The Supreme Court on Friday issued notice to the Centre and the University Grants Commission on a writ petition seeking to declare illegal the UGC Act provision to grant deemed university status to an educational institution.
In his petition, consumer activist Jitendra Narayan Singh said Section 3 of the University Grants Commission Act, 1956 conferred wide and unguided power on the executive to recognise an institution as a “deemed university,” and such action resulted in commercialisation of the system of granting degrees.
In recent years, the power had been exercised by the executive authority arbitrarily to confer the status on institutions which “have no standards to be recognised as universities. These institutions in turn indulge in conferring degrees by making a profit, Mr. Singh told a Bench comprising Chief Justice K.G. Balakrishnan and Justices V.S. Sirpurkar and Deepak Verma.

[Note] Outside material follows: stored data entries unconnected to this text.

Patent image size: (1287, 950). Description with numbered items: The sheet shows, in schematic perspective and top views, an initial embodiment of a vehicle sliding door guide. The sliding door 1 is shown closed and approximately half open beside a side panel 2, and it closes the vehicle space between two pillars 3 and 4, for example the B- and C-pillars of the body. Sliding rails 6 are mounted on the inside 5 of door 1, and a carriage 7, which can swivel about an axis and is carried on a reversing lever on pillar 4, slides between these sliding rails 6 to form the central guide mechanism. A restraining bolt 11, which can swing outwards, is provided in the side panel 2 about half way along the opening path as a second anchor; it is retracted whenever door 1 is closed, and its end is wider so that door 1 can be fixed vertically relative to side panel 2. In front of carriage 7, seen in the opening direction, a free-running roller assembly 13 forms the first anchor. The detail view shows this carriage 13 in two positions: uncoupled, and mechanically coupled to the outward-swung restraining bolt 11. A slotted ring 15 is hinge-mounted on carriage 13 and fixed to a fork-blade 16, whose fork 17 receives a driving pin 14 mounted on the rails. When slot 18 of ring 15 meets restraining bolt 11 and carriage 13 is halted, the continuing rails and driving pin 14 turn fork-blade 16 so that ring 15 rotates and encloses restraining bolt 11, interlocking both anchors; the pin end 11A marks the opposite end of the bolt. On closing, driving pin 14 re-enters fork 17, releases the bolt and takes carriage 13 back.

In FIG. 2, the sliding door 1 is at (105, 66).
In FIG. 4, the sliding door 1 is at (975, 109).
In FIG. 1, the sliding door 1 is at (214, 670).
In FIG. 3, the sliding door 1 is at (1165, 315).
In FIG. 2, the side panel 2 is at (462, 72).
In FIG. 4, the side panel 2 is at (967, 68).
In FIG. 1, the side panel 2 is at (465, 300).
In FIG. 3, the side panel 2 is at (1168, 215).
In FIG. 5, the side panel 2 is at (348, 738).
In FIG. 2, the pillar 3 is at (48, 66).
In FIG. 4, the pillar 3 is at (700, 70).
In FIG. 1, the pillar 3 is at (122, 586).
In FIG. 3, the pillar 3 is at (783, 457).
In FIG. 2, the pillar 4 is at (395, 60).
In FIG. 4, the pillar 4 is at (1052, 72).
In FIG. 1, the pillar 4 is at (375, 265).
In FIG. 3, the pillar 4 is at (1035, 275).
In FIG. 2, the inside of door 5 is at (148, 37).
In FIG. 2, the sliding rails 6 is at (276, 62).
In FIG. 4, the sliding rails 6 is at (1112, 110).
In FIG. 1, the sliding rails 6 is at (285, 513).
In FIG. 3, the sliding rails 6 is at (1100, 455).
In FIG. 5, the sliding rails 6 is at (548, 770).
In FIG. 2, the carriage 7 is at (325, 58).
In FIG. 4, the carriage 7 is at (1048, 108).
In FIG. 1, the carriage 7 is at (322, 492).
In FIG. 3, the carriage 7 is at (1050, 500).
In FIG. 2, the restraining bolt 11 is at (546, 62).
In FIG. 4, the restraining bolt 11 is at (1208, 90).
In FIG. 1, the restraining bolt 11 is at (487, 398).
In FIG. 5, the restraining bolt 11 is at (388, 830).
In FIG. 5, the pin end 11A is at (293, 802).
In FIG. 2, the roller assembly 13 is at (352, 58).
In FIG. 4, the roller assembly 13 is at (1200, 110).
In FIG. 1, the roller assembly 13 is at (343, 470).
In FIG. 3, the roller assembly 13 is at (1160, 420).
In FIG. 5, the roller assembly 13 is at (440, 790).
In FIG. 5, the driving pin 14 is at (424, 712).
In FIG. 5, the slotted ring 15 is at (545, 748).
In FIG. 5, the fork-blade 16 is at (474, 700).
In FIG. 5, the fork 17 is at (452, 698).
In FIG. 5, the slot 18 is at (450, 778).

“The innocent student, after having invested time, money and effort, receives a piece of paper as a degree which has no value or substance. The students ultimately find themselves being robbed of the value for their money paid for services offered by such deemed universities.”
As establishment of universities was held to be a legislative act, institutes could not be conferred the deemed university status by the executive. Section 3 of the Act, which confers power on the Centre to notify deemed universities, amounted to delegation of the essential legislative function to the executive. This rendered Section 3 ultra the Constitution, the petition said.